Gut gerüstet gegen die Pneumonie

Manuela Arand

Wenn hinter einer entzündeten Lunge multiresistente Keime stecken, sind neue Strategien gefragt. Wenn hinter einer entzündeten Lunge multiresistente Keime stecken, sind neue Strategien gefragt. © Science Photo Library/ Marazzi, Dr. P.

Ambulant erworbene Pneumonien radieren binnen zwölf Monaten quasi eine ganze Kleinstadt von der Landkarte. Bei hierzulande mehr als 30.000 Todesopfern pro Jahr ist es Zeit für neue Strategien, ein paar sind in Sicht.

Sorgen bereiten Patienten mit ambulant erworbener Pneumonie (CAP), die in der Klinik landen. „Die stationäre Letalität beträgt 10–14 % und damit deutlich mehr als beim Myokardinfarkt, und sie ist seit Jahrzehnten unverändert“, sagte Prof. Dr. ­Martin ­Witzenrath, Charité – Universitätsmedizin Berlin. Fortschritte im Kampf gegen diesen Missstand sind aktuell auf mehreren Gebieten zu verzeichnen.

RSV-Impfstoffe

Noch in diesem Jahr dürfte ein erster Vertreter von RSV-Vakzinen auf den deutschen Markt kommen. RSVPreF3 OA (Older Adults) basiert auf dem RSV-Präfusionsprotein F und wurde an fast 25.000 Probanden gegen Placebo geprüft.
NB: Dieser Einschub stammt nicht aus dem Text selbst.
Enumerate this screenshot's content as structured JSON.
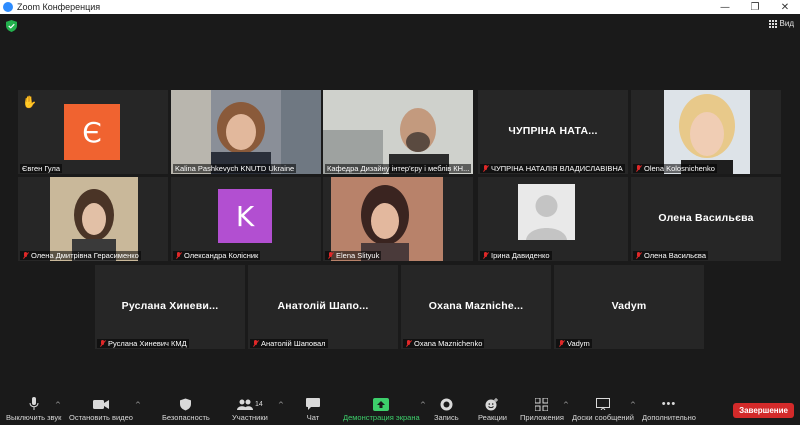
{
  "window": {
    "title": "Zoom Конференция",
    "minimize": "—",
    "maximize": "❐",
    "close": "✕"
  },
  "topbar": {
    "view_label": "Вид"
  },
  "participants": [
    {
      "id": "t1",
      "name": "Євген Гула",
      "avatar_letter": "Є",
      "avatar_color": "#f06330",
      "hand_raised": true,
      "muted": false
    },
    {
      "id": "t2",
      "name": "Kalina Pashkevych KNUTD Ukraine",
      "video": true,
      "muted": false
    },
    {
      "id": "t3",
      "name": "Кафедра Дизайну інтер'єру і меблів КН...",
      "video": true,
      "active_speaker": true,
      "muted": false
    },
    {
      "id": "t4",
      "name": "ЧУПРІНА НАТАЛІЯ ВЛАДИСЛАВІВНА",
      "display_name": "ЧУПРІНА НАТА...",
      "muted": true
    },
    {
      "id": "t5",
      "name": "Olena Kolosnichenko",
      "video": true,
      "muted": true
    },
    {
      "id": "t6",
      "name": "Олена Дмитрівна Герасименко",
      "video": true,
      "muted": true
    },
    {
      "id": "t7",
      "name": "Олександра Колісник",
      "avatar_letter": "K",
      "avatar_color": "#b24fd1",
      "muted": true
    },
    {
      "id": "t8",
      "name": "Elena Slityuk",
      "video": true,
      "muted": true
    },
    {
      "id": "t9",
      "name": "Ірина Давиденко",
      "placeholder_avatar": true,
      "muted": true
    },
    {
      "id": "t10",
      "name": "Олена Васильєва",
      "display_name": "Олена Васильєва",
      "muted": true
    },
    {
      "id": "t11",
      "name": "Руслана Хиневич КМД",
      "display_name": "Руслана Хиневи...",
      "muted": true
    },
    {
      "id": "t12",
      "name": "Анатолій Шаповал",
      "display_name": "Анатолій Шапо...",
      "muted": true
    },
    {
      "id": "t13",
      "name": "Oxana Maznichenko",
      "display_name": "Oxana Mazniche...",
      "muted": true
    },
    {
      "id": "t14",
      "name": "Vadym",
      "display_name": "Vadym",
      "muted": true
    }
  ],
  "toolbar": {
    "mute": "Выключить звук",
    "video": "Остановить видео",
    "security": "Безопасность",
    "participants": "Участники",
    "participants_count": "14",
    "chat": "Чат",
    "share": "Демонстрация экрана",
    "record": "Запись",
    "reactions": "Реакции",
    "apps": "Приложения",
    "whiteboards": "Доски сообщений",
    "more": "Дополнительно",
    "end": "Завершение"
  },
  "colors": {
    "active_speaker_border": "#95c93d",
    "share_green": "#3dcf6b",
    "end_red": "#d32a2a"
  }
}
Eine Impfung reduzierte die Rate schwerer PCR-bestätigter RSV-Infektionen in der aktuell veröffentlichten Phase-3-Studie1 um knapp 95 % und die unterer Atemwegsinfektionen um fast 83 %. Weitere RSV-Impfstoffe sind in der Entwicklung.

Antibiotika

Neues gibt es endlich auch von der Antibiotikafront zu berichten – höchste Zeit angesichts der Ausbreitung multiresistenter Keime, welche Liegezeiten und Behandlungskos­ten erhöhen und jährlich mindes­tens 6.000 Todesfälle verursachen. 27 Anti­biotika befinden sich aktuell in den Pipelines oder wurden kürzlich eingeführt. Das klingt viel, relativiert sich aber angesichts der Tatsache, dass nur sechs von ihnen neuartig genug sind, um Resistenz zu überwinden, und nur zwei zu neuen Wirkstoffklassen gehören, so Prof. Witzenrath. 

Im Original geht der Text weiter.